Tomorrow, at noon Central time, I’ll be taking my vows as an Oblate Noviate. Strangely, the Geek crowd is probably best equipped to understand what all this means. How so?
Allow me to explain.
In Geek culture right now, Game of Thrones, comics, and nearly every paranormal book contains some sort of “monk” like order within their respected “world systems”. Some of these groups are forces of good and some, well, not so much. So, when I tell my fellow geeks that I’m becoming an Oblate Noviate with St. Meinrad Archabbey the reaction is, “That’s so COOL….uh…what is that? Do you get a sword or something?”
Not exactly, but those are fair questions. Before I answer them, I want to give a little background.
I grew up Catholic in Southern Indiana. Indeed, I’m related to about half of the counties of Spencer and Dubois counties. Most of my early life (from birth to sixth grade) was spent going to mass, being an altar boy, and attending Catholic school. My dad would often take us to the Abbey at St. Meinrad, not far from where he was born.
As you drive up the hill to the Abbey, a feeling of being displaced into another world overwhelms you. Stone buildings sit on top of a hill as a beacon of God. Somehow, even though the buildings are only a hundred plus years old, they look as if they’ve been there forever. Peace and quiet saturates the place providing a sense of calm that I can’t explain.
On a recent trip to the Abbey, I heard someone say, “Wow, it feels like Europe all over again”. For me, it’s more than just a feeling of being transported into another country. St. Meinrad is a “thin” place, a place where the seen and unseen worlds threaten to crash into each other. I feel God at the Abbey in ways I don’t feel Him anywhere else. The invisible world peeps through in ways that I find difficult to explain. The simple answer is that it’s a mystery of God.
Fast forward to now. In April, I resigned my ordination as a conservative Presbyterian minister, and gave up fifteen years of my life. In a story for another time, my time hanging out with atheists drove me back to the door of the Catholic church. As I said in my article I wrote at the time, I took a vow to step aside if I ever found myself out of accord with the system of doctrine in the church. I found myself no longer a Presbyterian in doctrine or conviction. Therefore, I stepped down from being an ordained minister.
This journey also led me to face my appalling spiritual life grounded in the lack of daily prayer. I realized all my spirituality was grounded not in God, but in my own arrogant assumptions.
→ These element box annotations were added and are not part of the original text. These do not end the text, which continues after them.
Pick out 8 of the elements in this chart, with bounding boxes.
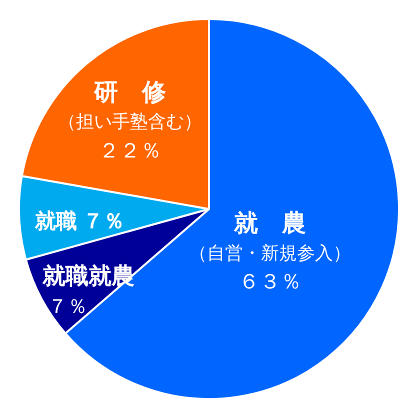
slice-label: 就 農 (232, 210, 306, 237)
data-label: ６３％ (238, 270, 302, 294)
slice-label: 就職 ７％ (34, 208, 125, 233)
text: （自営・新規参入） (188, 242, 351, 263)
data-label: ７％ (47, 296, 88, 318)
slice-label: 研 修 (93, 78, 168, 106)
text: （担い手塾含む） (58, 112, 202, 132)
data-label: ２２％ (98, 139, 162, 162)
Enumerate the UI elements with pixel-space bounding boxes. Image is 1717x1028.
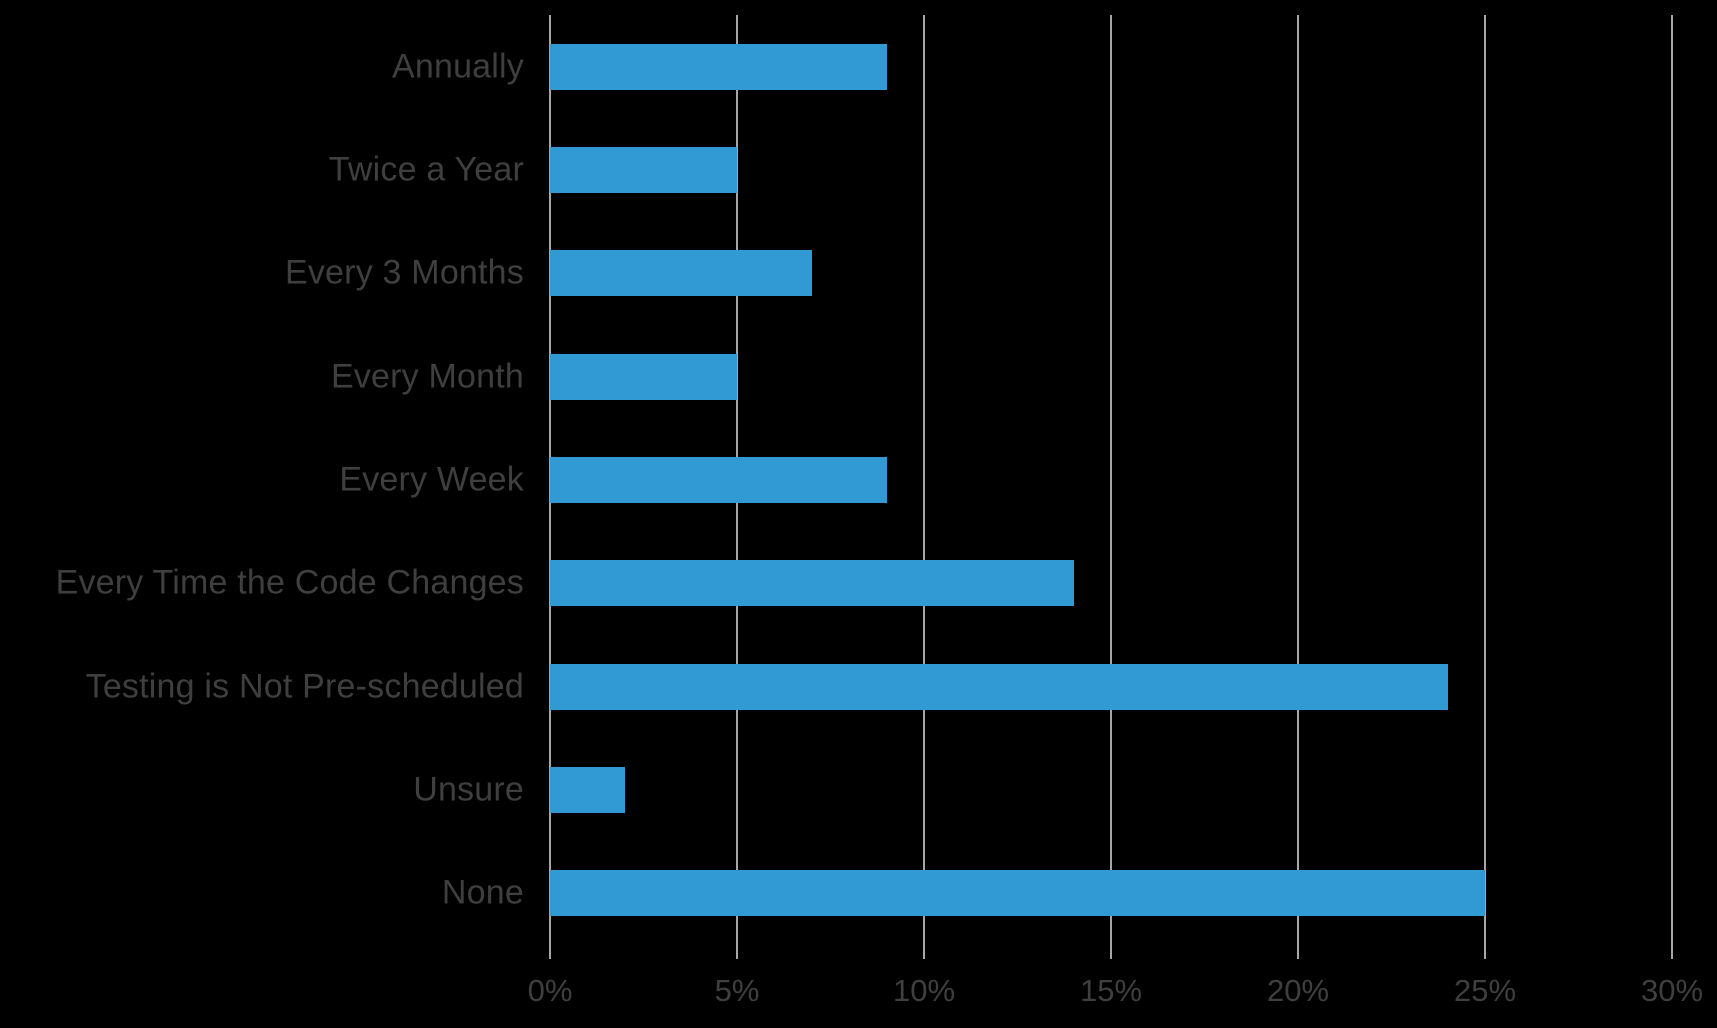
- bar-row: Every Time the Code Changes: [56, 532, 1672, 635]
- x-axis-tick-label: 15%: [1079, 973, 1143, 1008]
- category-label: Twice a Year: [328, 150, 524, 189]
- bar: [550, 456, 887, 503]
- category-label: Unsure: [413, 770, 524, 809]
- category-label: Every Time the Code Changes: [55, 563, 524, 602]
- gridline: [923, 15, 925, 959]
- bar-row: Unsure: [413, 738, 1672, 841]
- category-label: Testing is Not Pre-scheduled: [85, 667, 524, 706]
- bar-row: None: [442, 842, 1672, 945]
- gridline: [1297, 15, 1299, 959]
- bar-row: Twice a Year: [329, 118, 1672, 221]
- bar: [550, 146, 737, 193]
- bar: [550, 766, 625, 813]
- bar-row: Testing is Not Pre-scheduled: [86, 635, 1672, 738]
- bar: [550, 353, 737, 400]
- x-axis-tick-label: 30%: [1640, 973, 1704, 1008]
- bar-row: Every Week: [339, 428, 1672, 531]
- gridline: [1671, 15, 1673, 959]
- gridline: [1484, 15, 1486, 959]
- bar-row: Every 3 Months: [285, 222, 1672, 325]
- bar-row: Annually: [392, 15, 1672, 118]
- bar: [550, 870, 1485, 917]
- category-label: Every Week: [339, 460, 524, 499]
- bar: [550, 560, 1074, 607]
- category-label: None: [441, 873, 524, 912]
- bar: [550, 663, 1448, 710]
- plot-area: Annually Twice a Year Every 3 Months Every …: [56, 15, 1673, 959]
- x-axis: 0% 5% 10% 15% 20% 25% 30%: [528, 973, 1703, 1018]
- gridline: [1110, 15, 1112, 959]
- category-label: Every Month: [330, 357, 524, 396]
- bar-rows: Annually Twice a Year Every 3 Months Every …: [56, 15, 1672, 945]
- x-axis-tick-label: 5%: [714, 973, 760, 1008]
- x-axis-tick-label: 0%: [527, 973, 573, 1008]
- x-axis-tick-label: 20%: [1266, 973, 1330, 1008]
- bar: [550, 43, 887, 90]
- category-label: Annually: [391, 47, 524, 86]
- x-axis-tick-label: 25%: [1453, 973, 1517, 1008]
- x-axis-tick-label: 10%: [892, 973, 956, 1008]
- category-label: Every 3 Months: [284, 253, 524, 292]
- bar: [550, 250, 812, 297]
- bar-row: Every Month: [331, 325, 1672, 428]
I came face to face with my tendency to hate authority of all kinds. I didn’t like people telling me what to do. Very often, I rebelled against authority just because I felt like it. Rebellion against the World System on behalf of God is a great thing. However, very often, my rebellion became a way to make my self feel superior to other people. On a deeper level, my pain, anger, and frustration fueled a deep seeded need to give a finger to the whole world.
As I faced these basic facts about myself, I knew I needed a more structured system of prayer that required obedience, accountability, and a sustained history. The devotionals in your local Christian book store just wouldn’t cut it with me. Being who I am, I did a lot of research and found a concept that rang true in my soul; join a monastic community as an Oblate.
What is an Oblate? In medieval history, when boys would be offered to the monastery, they would take lesser vows to live and work like the elder monks. At some point, they had a choice to take the full on vows of poverty, chastity and obedience. In the passing years, men and women expressed their desire to become affiliated with the monks and nuns in their life of prayer. There was just problem; these people were married, had regular jobs, and children.
So, many orders (not all) of the Catholic church decided to formalized the position of Oblate into someone who took a vow of obedience, and pledged to follow the rule of St. Benedict in their daily lives. In other words, they would become monks living in the world and not in the community. They dedicated themselves to becoming involved with a specific monastic community, and living out their calling in their daily lives. Above all, they pledged to live a life of prayer and obedience to guide their own walk with God.
The process begins with a person taking Novice vows that last for one year. After this year of novitiate, the person (man or woman), may take their full vows and renew them every year.
So, Saturday, I’ll take my novitiate vows and begin my year of discernment. To answer any more lingering questions, no, I’m not becoming celibate and no I’m not becoming a full fledged monk. Rather, I’m binding myself to a community, a system of seeking out God, and to learn how to be more obedient to the Lord.